I have been interviewing youth and elders alike about their thoughts on the generation of today, and whether or not they think there is a generation gap. My casino online focus is on the age group of children of the 1976 Uprising generation. Most of these youths are within the bracket of 19-29 years old. As expected there is natural differentiation of opinion of youth and elders. But what I am finding surprising, or just interesting, is that even the youth find there is a sense of disillusionment and decline of cultural priorities within their own generation. Many believe there will be no culture once they become parents because of their lack of knowledge or interest in traditional matters. Some feel that their parents failed to teach them, and others feel that the westernization and American pop culture is the culprit .
This portion of my documentary is still a working progress, but this is a clip of some of the footage I have picked up.
*Note: Lobola is traditional practice in which a man pays his fiancée’s family for her hand in marriage as an indication he able to support her, and to bring the two families together.
I went to Newtown in CBD (Central Business District) Johannesburg for the 5th annual Back to the City event. Newtown is traditionally known to be the arty side of town, which is very appropriate for the music event. Back to the City is a Kwaito and hip-hop event that showcases South Africa’s local talent pool and celebrates the blooming youth culture in SA. Everyone from musicians, skaters, dancers, graffiti artists, hipsters, rastas, and musicians went to enjoy the festivities. There were probably over 1500 people in attendance for the best online casino 12-hour event.

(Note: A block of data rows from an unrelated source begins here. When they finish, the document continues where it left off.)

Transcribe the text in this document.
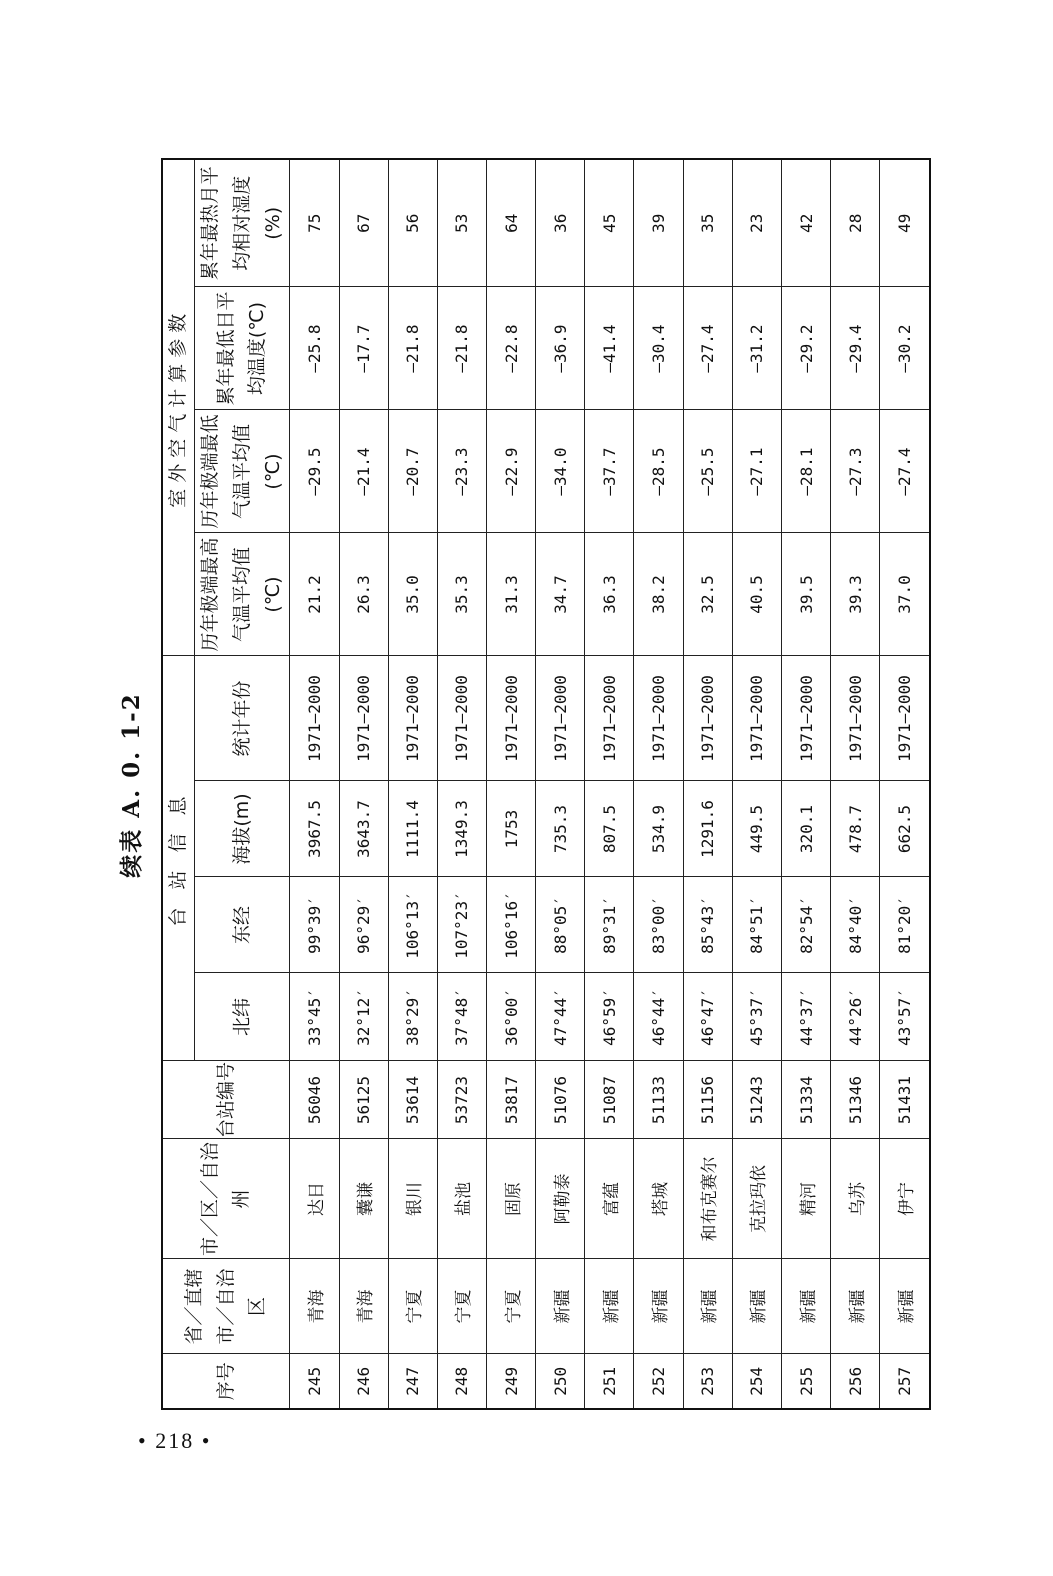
• 218 •
续表 A. 0. 1-2
序号	省／直辖市／自治区	市／区／自治州	台站编号	台 站 信 息				室外空气计算参数			
				北纬	东经	海拔(m)	统计年份	历年极端最高气温平均值(℃)	历年极端最低气温平均值(℃)	累年最低日平均温度(℃)	累年最热月平均相对湿度(%)
245	青海	达日	56046	33°45′	99°39′	3967.5	1971—2000	21.2	—29.5	—25.8	75
246	青海	囊谦	56125	32°12′	96°29′	3643.7	1971—2000	26.3	—21.4	—17.7	67
247	宁夏	银川	53614	38°29′	106°13′	1111.4	1971—2000	35.0	—20.7	—21.8	56
248	宁夏	盐池	53723	37°48′	107°23′	1349.3	1971—2000	35.3	—23.3	—21.8	53
249	宁夏	固原	53817	36°00′	106°16′	1753	1971—2000	31.3	—22.9	—22.8	64
250	新疆	阿勒泰	51076	47°44′	88°05′	735.3	1971—2000	34.7	—34.0	—36.9	36
251	新疆	富蕴	51087	46°59′	89°31′	807.5	1971—2000	36.3	—37.7	—41.4	45
252	新疆	塔城	51133	46°44′	83°00′	534.9	1971—2000	38.2	—28.5	—30.4	39
253	新疆	和布克赛尔	51156	46°47′	85°43′	1291.6	1971—2000	32.5	—25.5	—27.4	35
254	新疆	克拉玛依	51243	45°37′	84°51′	449.5	1971—2000	40.5	—27.1	—31.2	23
255	新疆	精河	51334	44°37′	82°54′	320.1	1971—2000	39.5	—28.1	—29.2	42
256	新疆	乌苏	51346	44°26′	84°40′	478.7	1971—2000	39.3	—27.3	—29.4	28
257	新疆	伊宁	51431	43°57′	81°20′	662.5	1971—2000	37.0	—27.4	—30.2	49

The event consists separate stages that include music performances, B-boy dancing, local clothing vendors, and BMX-ers. Some of South Africa’s popular musicians such as Kwesta, Prokid, and HHP gained popularity from their start on Back to the City’s stage and still return to perform to loyal fans.
I met Kagiso aka Zero My Hero on a rainy Saturday evening on the way to a music session at Club Pelican. Kagiso, 25, a poet/rapper considers himself to be a man of words. He intertwines his poetry background as a form of lyricism for his music. In the budding stages of his music career, Zero My Hero, has recently finished mixtape CD of his music and is working on building his own in-house studio.
In the scantily crowd of spectators and performers (blame the weather), Zero My Hero remained engaged and supportive to every performance that went on stage; he even gave the occasional whispers of critique to what he thought worked or could be improved.
Zero My Hero is a refreshing guy to spend time with, and his dedication to perfecting his craft is even more refreshing. He’s a man on a mission to mingle his social consciousness of township life with his love for music. After a recital of his poetry, I got a chance to chat with him for a moment.